This class has the following functions.

  • __init__
    • essentially the same as when initializing a datumlist. however, groups exist within repgroups, and we need to maintain a double chain of objects in order to traverse the datumlist during searches and pointers. so it also remembers it's parent repgroup and datumlist
  • generate_datlist
    • overrides datumlist.generate_datlist to include parents datumlists
  • add
    • calls datumlist.add, then updates it's parents size

repGroup

this is a special type for datums. most datums are simple types like integers or shorts or whatever, but some are more complicated. They are effectively the same thing. it's an object that holds a thing. that thing is usually a single value, but it can also be a repGroup object.

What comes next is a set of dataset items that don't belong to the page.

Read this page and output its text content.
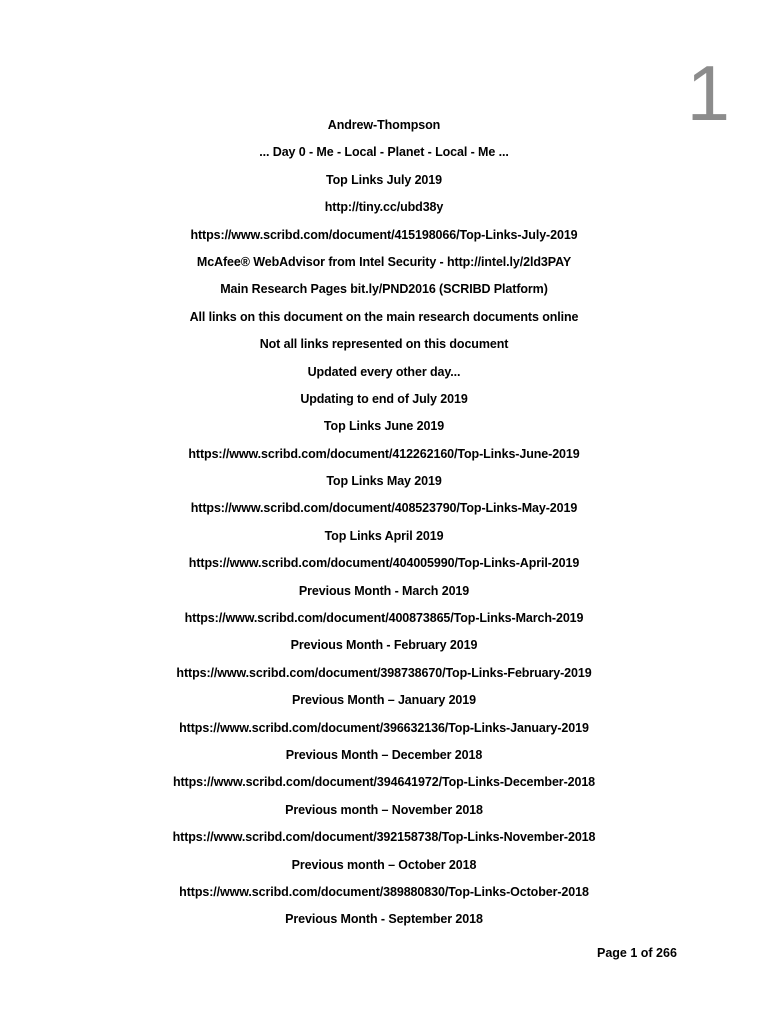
1
Andrew-Thompson
... Day 0 - Me - Local - Planet - Local - Me ...
Top Links July 2019
http://tiny.cc/ubd38y
https://www.scribd.com/document/415198066/Top-Links-July-2019
McAfee® WebAdvisor from Intel Security - http://intel.ly/2ld3PAY
Main Research Pages bit.ly/PND2016 (SCRIBD Platform)
All links on this document on the main research documents online
Not all links represented on this document
Updated every other day...
Updating to end of July 2019
Top Links June 2019
https://www.scribd.com/document/412262160/Top-Links-June-2019
Top Links May 2019
https://www.scribd.com/document/408523790/Top-Links-May-2019
Top Links April 2019
https://www.scribd.com/document/404005990/Top-Links-April-2019
Previous Month - March 2019
https://www.scribd.com/document/400873865/Top-Links-March-2019
Previous Month - February 2019
https://www.scribd.com/document/398738670/Top-Links-February-2019
Previous Month – January 2019
https://www.scribd.com/document/396632136/Top-Links-January-2019
Previous Month – December 2018
https://www.scribd.com/document/394641972/Top-Links-December-2018
Previous month – November 2018
https://www.scribd.com/document/392158738/Top-Links-November-2018
Previous month – October 2018
https://www.scribd.com/document/389880830/Top-Links-October-2018
Previous Month - September 2018
Page 1 of 266
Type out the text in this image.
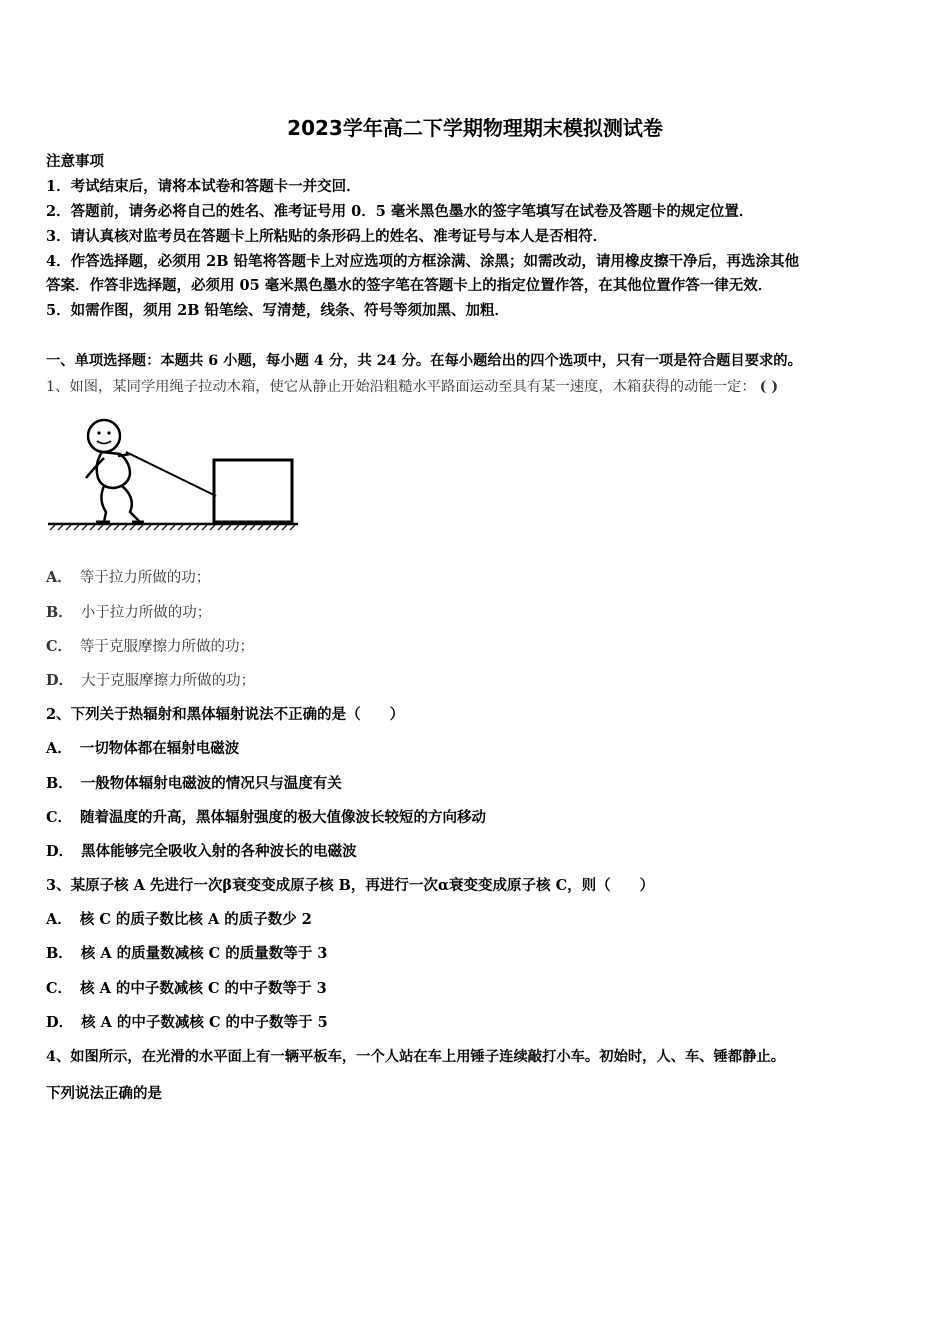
2023学年高二下学期物理期末模拟测试卷
注意事项
1．考试结束后，请将本试卷和答题卡一并交回．
2．答题前，请务必将自己的姓名、准考证号用 0．5 毫米黑色墨水的签字笔填写在试卷及答题卡的规定位置．
3．请认真核对监考员在答题卡上所粘贴的条形码上的姓名、准考证号与本人是否相符．
4．作答选择题，必须用 2B 铅笔将答题卡上对应选项的方框涂满、涂黑；如需改动，请用橡皮擦干净后，再选涂其他
答案．作答非选择题，必须用 05 毫米黑色墨水的签字笔在答题卡上的指定位置作答，在其他位置作答一律无效．
5．如需作图，须用 2B 铅笔绘、写清楚，线条、符号等须加黑、加粗．
一、单项选择题：本题共 6 小题，每小题 4 分，共 24 分。在每小题给出的四个选项中，只有一项是符合题目要求的。
1、如图，某同学用绳子拉动木箱，使它从静止开始沿粗糙水平路面运动至具有某一速度，木箱获得的动能一定： ( )
A． 等于拉力所做的功；
B． 小于拉力所做的功；
C． 等于克服摩擦力所做的功；
D． 大于克服摩擦力所做的功；
2、下列关于热辐射和黑体辐射说法不正确的是（　　）
A． 一切物体都在辐射电磁波
B． 一般物体辐射电磁波的情况只与温度有关
C． 随着温度的升高，黑体辐射强度的极大值像波长较短的方向移动
D． 黑体能够完全吸收入射的各种波长的电磁波
3、某原子核 A 先进行一次β衰变变成原子核 B，再进行一次α衰变变成原子核 C，则（　　）
A． 核 C 的质子数比核 A 的质子数少 2
B． 核 A 的质量数减核 C 的质量数等于 3
C． 核 A 的中子数减核 C 的中子数等于 3
D． 核 A 的中子数减核 C 的中子数等于 5
4、如图所示，在光滑的水平面上有一辆平板车，一个人站在车上用锤子连续敲打小车。初始时，人、车、锤都静止。
下列说法正确的是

repGroups have two imprtant data members. datums_arglist and groups

the datums_arglist is a list of dictionaries, where the dictionaries contain all the arguments that should be passing into the add function of a group. It's important because all the groups in a repgroup need to have the same datums within them. so if we add a new group, that group needs to be initialized and all the datums must be added. this data member contains the information to do that.

groups is simply a list of groups in this repGroup. they should all be initialized and maintained so that they all have the same datums at all times automatically.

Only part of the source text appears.